Overall, the studies found minimal change in the high level of gender- based segregation in the workplace and that if anything, countries have experienced a slight increase. It is such a small shift however, around a 1% increase, that these findings are not necessarily cause for concern. Results show that the top four countries within the study that display the highest segregation rates are Estonia, Slovakia, Latvia and Finland. On the other hand, the countries with the lowest segregation rates turned out to be Greece, Romania, Malta and Italy.
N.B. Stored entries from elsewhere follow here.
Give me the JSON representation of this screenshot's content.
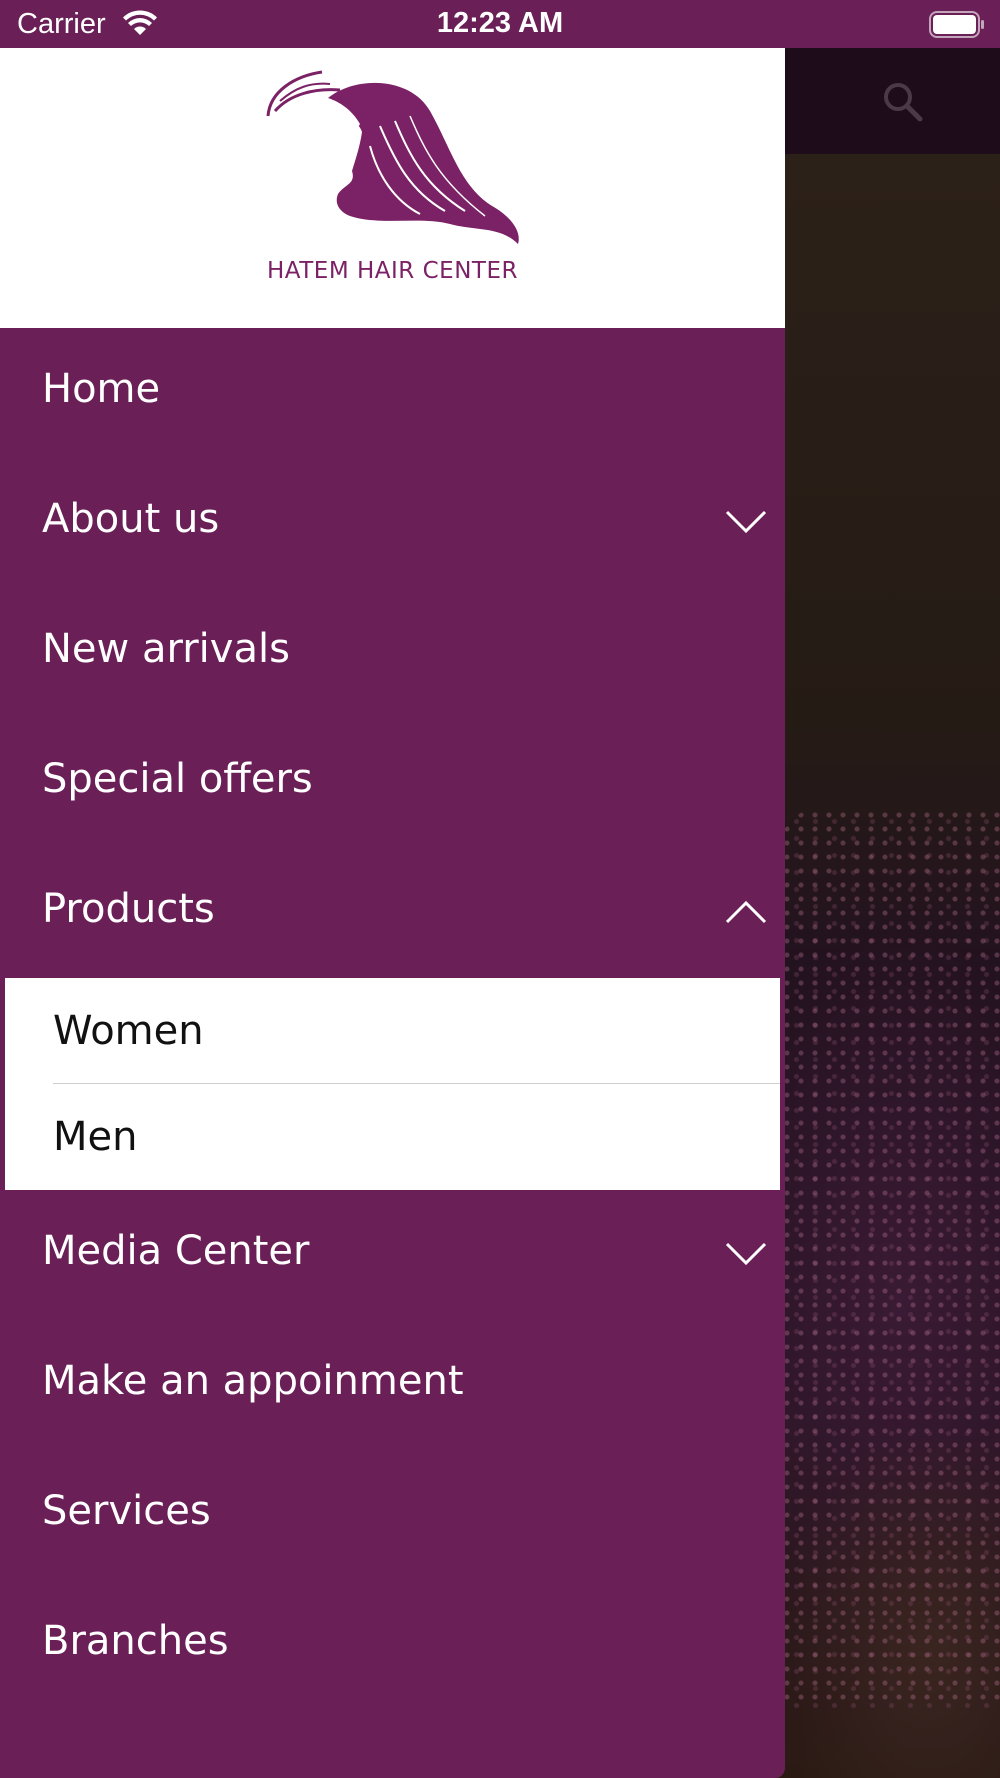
{
  "status_bar": {
    "carrier": "Carrier",
    "time": "12:23 AM",
    "icons": [
      "wifi-icon",
      "battery-icon"
    ]
  },
  "background_app": {
    "icons": [
      "search-icon"
    ]
  },
  "drawer": {
    "logo_text": "HATEM HAIR CENTER",
    "menu": [
      {
        "label": "Home"
      },
      {
        "label": "About us",
        "chevron": "down"
      },
      {
        "label": "New arrivals"
      },
      {
        "label": "Special offers"
      },
      {
        "label": "Products",
        "chevron": "up",
        "expanded": true
      },
      {
        "label": "Media Center",
        "chevron": "down"
      },
      {
        "label": "Make an appoinment"
      },
      {
        "label": "Services"
      },
      {
        "label": "Branches"
      }
    ],
    "products_submenu": [
      {
        "label": "Women"
      },
      {
        "label": "Men"
      }
    ]
  },
  "colors": {
    "brand": "#6a1f57",
    "logo": "#7b2266",
    "drawer_header": "#ffffff"
  }
}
Gender- based segregation quantified using the Duncan Segregation Index:

|  | 1997 (occupational) | 2007 (occupational) | 1997 (sectoral) | 2007 (sectoral) |
| Estonia | .618 | .643 | .435 | .522 |
| Slovakia | .630 | .614 | .429 | .470 |
| Latvia | .539 | .603 | .322 | .470 |
| Finland | .599 | .592 | .440 | .460 |
| Malta | N/A | .535 | N/A | .339 |
| Italy | .466 | .494 | .322 | .372 |
| România | .431 | .472 | .294 | .324 |
| Greece | .453 | .468 | .320 | .334 |

General causes for international trends of gender- based, occupational segregation are noted as education, hours of work based on family commitment, gender stereotypes and implicit barriers that make upward job mobility difficult. These reasons align with previously mentioned theories regarding the Duncan Segregation Index.

== Mommy Track ==

“Mommy Track” is the path where a woman prioritizes taking care of her children over focusing on her career. Children can hold a woman back from advancing in the workplace, thus contributing to workplace inequality among women. Going on maternity leave often results in receiving less work, as well as dead assignments from their employers once they return, negatively affecting women's experience in the labor market. Women are not able to dedicate as much time to their career as men are, leaving them victim to wage discrimination, and therefore, more segregation in the labor market. For example, compared to men, married women have a 12% lower probably to obtain a tenure track. Many women believe the Mommy Track negatively affects their career, so they avoid having children, or they limit the extent of their child rearing. Many women also do not receive cash benefits for maternity leave. The U.S., Oman, and Papua New Guinea are three countries that do not provide financial support for maternity leave.